Ayaspaşa Rus Lokantası’nın eski ahşap masalarından birinde otururken bunu düşünüyorum. Savunmasız bulduğu el ve yanakları affetmeden bıçak gibi kesen, aralık ayına özgü o zalim soğuk; az ötemdeki küçük kapının dışında kaldı. Etrafı inceledikçe beynimin içinde bir ileri bir geri yürüyen, “keşke”lerle başlayan cümleleri atıyorum bir kenara. “Madem şimdi, öyleyse en doğru zaman şimdi, tam şu an,” diyorum içimden, “boş ver!” Nazik garsonun önüme koyduğu sarı votkadan bir yudum alıyorum, sonra bir tane daha, bir tane daha… İçim giderek ısınıyor. Fonda Ochi Chernye çalıyor. Bu besteyi seviyorum ve kendisini nerede, ne zaman duysam, 2007’nin (yine) Aralık ayında Rusya’ya yaptığım seyahat geliyor aklıma: Moskova’dan Saint Petersburg’a trenle giderken yan koltuktaki yaşlı hanımın kulaklıklarından akıp, benim kulaklarımın kapısına gelip dayanan beste Ochi Chernye… Gülümsüyorum. Hiçbir şey tesadüf değil mi gerçekten? Bembeyaz masa örtüsünün üzerindeki zarif karafın içinden bana bakmakta olan sarı votka; o gezideki yerel rehberimiz, sarışın Yulia’dan öğrendiğim Rus atasözünü hatırlatıyor: “Çirkin kadın yoktur, az votka vardır.” Dudaklarımı büküyorum. Peki, çirkin bir adamın karşısındaki kadın; şişelerce votka içse bile, aynı etki ortaya çıkabilir mi? Sanmam. Votkanın erkekte yarattığı o Sinderella mucizesi, kadına vız gelir tırıs gider bence. Bir kahkaha patlatsam şimdi, yan masada kös kös oturan, birbirlerinin yüzlerine bile bakmadan usul usul yemeklerini yiyen şu çifti rahatsız eder miyim acaba? “Çay, votka gibi bol bol içebileceğimiz bir şey değildir bizim,” de derdi Yulia, değil mi? Frene basıyorum sonra. “Sen Rus değilsin, aman ha!” diyen iç sesim, işaret parmağını sallayan bir anne gibi karafın içinden çıkıyor sanki. Dikkatimi bulunduğum ortama vermeye başlıyorum. Nerede, ne var, her detayı beynime kazıyorum.

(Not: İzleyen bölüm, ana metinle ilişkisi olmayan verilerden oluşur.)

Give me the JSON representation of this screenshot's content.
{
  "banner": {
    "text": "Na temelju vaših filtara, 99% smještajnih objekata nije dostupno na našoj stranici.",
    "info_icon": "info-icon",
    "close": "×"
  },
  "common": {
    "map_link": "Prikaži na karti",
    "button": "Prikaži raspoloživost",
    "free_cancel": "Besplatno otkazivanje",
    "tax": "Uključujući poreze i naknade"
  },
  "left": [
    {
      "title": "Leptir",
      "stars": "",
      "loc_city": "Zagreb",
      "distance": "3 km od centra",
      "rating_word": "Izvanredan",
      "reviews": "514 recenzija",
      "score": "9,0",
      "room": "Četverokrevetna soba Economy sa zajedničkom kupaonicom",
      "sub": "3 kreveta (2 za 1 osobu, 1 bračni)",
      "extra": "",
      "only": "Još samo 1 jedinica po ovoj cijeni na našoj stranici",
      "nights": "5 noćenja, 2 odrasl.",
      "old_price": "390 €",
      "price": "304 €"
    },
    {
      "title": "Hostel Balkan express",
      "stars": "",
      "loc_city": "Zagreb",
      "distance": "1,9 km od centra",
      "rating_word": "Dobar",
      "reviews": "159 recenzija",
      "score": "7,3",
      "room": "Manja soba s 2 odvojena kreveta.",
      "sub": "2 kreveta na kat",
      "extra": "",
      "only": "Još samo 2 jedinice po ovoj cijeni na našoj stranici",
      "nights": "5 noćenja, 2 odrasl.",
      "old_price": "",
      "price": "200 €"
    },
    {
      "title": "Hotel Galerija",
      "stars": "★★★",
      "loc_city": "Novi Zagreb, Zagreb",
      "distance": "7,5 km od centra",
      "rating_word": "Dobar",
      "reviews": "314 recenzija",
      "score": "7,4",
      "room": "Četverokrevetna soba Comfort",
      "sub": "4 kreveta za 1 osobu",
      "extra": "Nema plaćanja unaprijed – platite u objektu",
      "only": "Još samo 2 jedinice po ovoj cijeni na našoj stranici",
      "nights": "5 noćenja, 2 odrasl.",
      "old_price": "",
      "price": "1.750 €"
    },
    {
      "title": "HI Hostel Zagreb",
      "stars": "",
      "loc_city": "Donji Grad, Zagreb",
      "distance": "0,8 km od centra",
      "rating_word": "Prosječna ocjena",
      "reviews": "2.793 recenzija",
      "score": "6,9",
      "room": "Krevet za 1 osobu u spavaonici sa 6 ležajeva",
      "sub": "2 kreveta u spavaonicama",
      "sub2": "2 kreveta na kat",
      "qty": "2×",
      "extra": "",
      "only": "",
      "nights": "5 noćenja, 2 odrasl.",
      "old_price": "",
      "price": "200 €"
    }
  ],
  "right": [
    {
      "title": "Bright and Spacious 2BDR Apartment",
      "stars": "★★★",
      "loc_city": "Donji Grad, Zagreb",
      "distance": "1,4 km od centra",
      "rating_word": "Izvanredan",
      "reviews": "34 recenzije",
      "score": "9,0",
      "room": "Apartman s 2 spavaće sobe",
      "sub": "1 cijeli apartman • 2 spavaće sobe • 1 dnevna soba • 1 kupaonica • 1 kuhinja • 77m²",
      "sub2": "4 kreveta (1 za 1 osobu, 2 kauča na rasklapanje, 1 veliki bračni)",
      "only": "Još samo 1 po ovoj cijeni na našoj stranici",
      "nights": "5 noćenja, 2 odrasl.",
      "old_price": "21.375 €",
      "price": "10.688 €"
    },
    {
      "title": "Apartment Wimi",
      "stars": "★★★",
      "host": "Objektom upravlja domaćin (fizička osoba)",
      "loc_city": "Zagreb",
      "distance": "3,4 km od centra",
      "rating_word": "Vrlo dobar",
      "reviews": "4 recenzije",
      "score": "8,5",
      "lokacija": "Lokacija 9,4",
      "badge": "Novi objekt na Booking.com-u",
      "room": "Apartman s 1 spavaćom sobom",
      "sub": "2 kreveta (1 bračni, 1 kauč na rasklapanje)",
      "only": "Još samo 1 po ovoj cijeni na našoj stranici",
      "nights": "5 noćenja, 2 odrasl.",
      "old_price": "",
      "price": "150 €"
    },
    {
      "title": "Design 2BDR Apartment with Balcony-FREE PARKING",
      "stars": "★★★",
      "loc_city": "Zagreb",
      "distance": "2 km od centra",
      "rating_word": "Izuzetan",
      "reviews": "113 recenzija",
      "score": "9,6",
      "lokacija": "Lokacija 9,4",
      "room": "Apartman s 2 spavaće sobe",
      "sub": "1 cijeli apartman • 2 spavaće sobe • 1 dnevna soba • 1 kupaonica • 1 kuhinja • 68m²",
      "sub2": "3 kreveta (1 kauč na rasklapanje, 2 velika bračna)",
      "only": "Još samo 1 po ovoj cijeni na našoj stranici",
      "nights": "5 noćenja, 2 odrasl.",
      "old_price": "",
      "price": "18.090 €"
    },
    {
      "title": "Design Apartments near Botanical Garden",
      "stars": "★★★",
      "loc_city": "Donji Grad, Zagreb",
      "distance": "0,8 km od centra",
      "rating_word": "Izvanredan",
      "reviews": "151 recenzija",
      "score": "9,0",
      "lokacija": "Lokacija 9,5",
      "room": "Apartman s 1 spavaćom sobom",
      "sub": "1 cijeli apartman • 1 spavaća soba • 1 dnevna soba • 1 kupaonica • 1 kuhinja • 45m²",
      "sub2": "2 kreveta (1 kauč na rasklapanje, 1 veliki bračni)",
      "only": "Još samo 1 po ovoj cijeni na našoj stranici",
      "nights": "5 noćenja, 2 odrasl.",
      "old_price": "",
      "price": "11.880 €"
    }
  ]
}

Basık bir tavan… Rusya’da gittiğim tarihî kafe ve restoranlar, basık tavanlarıyla aklımda kalmış nedense. Dondurucu bir coğrafyada, mekânları daha kolay ısıtmak için mi acaba? Mümkün. Aynı hissi bu Rus lokantasına da vermek istemiş olabilirler, kim bilir… Girişte, işletmenin kurucuları, Macar göçmeni Judith Krischanovski (nam-ı diğer “Kontes”) ve kendisinin Beyaz Rus kocası Ivanavich Kreschanovsky’nin siyah beyaz fotoğrafları… Ayaspaşa bu çift tarafından 1943’te açıldığında sadece yirmi beş kişilik bir lokantaymış. Kontes, kendi elleriyle pişirdiği leziz yemeklerle nam salınca mekânın da şöhreti almış başını gitmiş. Hey gidi… “Bâki kalan bu kubbede bir hoş bir sadâ imiş…” Ortam; aydınlatması ve ayrıntılarıyla sıcacık, rahatlatıcı… Ahşap masa ve sandalyelerin, hatta ahşap barın, zarif kristal avizelerle yakaladığı şaşırtıcı uyum gözlerimi okşuyor. Beyaz duvarlara sarı ışık
yaymakta olan, Çek camından yapılma ferforje apliklerdeki bronz çocuk figürinlerine bakmaya doyamıyorum. Oturmakta olduğum masanın yanındaki duvarda asılı olan “Le Petit Parisien”in kapağında Çar 2. Nikolay, eşi Aleksandra Fyodorovna ve kızları Olga ile resmedilmiş. Gazetenin sağ üst köşesi, 20 Eylül 1898 tarihini gösteriyor. Boş masalardaki beyaz dantel örtüler, sağdaki piyano, piyanonun üzerindeki ışıklı küçük çam ağacı ve az ötedeki duvarda, ağlamasına ramak kalmış gibi bakmakta olan küçük Rus kızın portresi beni bambaşka bir zamana ışınlıyor. Lokantaya daha önce onlarca kez gelmişim gibi sanki… Hem öylesine tanıdık bir his hem de ilk tecrübelerin insan ruhunda uyandırdığı o cezbedici, şaşırtıcı, kışkırtıcı duygu, ne tuhaf… Dil bilimci yazar Jak Deleon, “eski bir dost evi” benzetmesini yapmış Ayaspaşa için, çok haklı…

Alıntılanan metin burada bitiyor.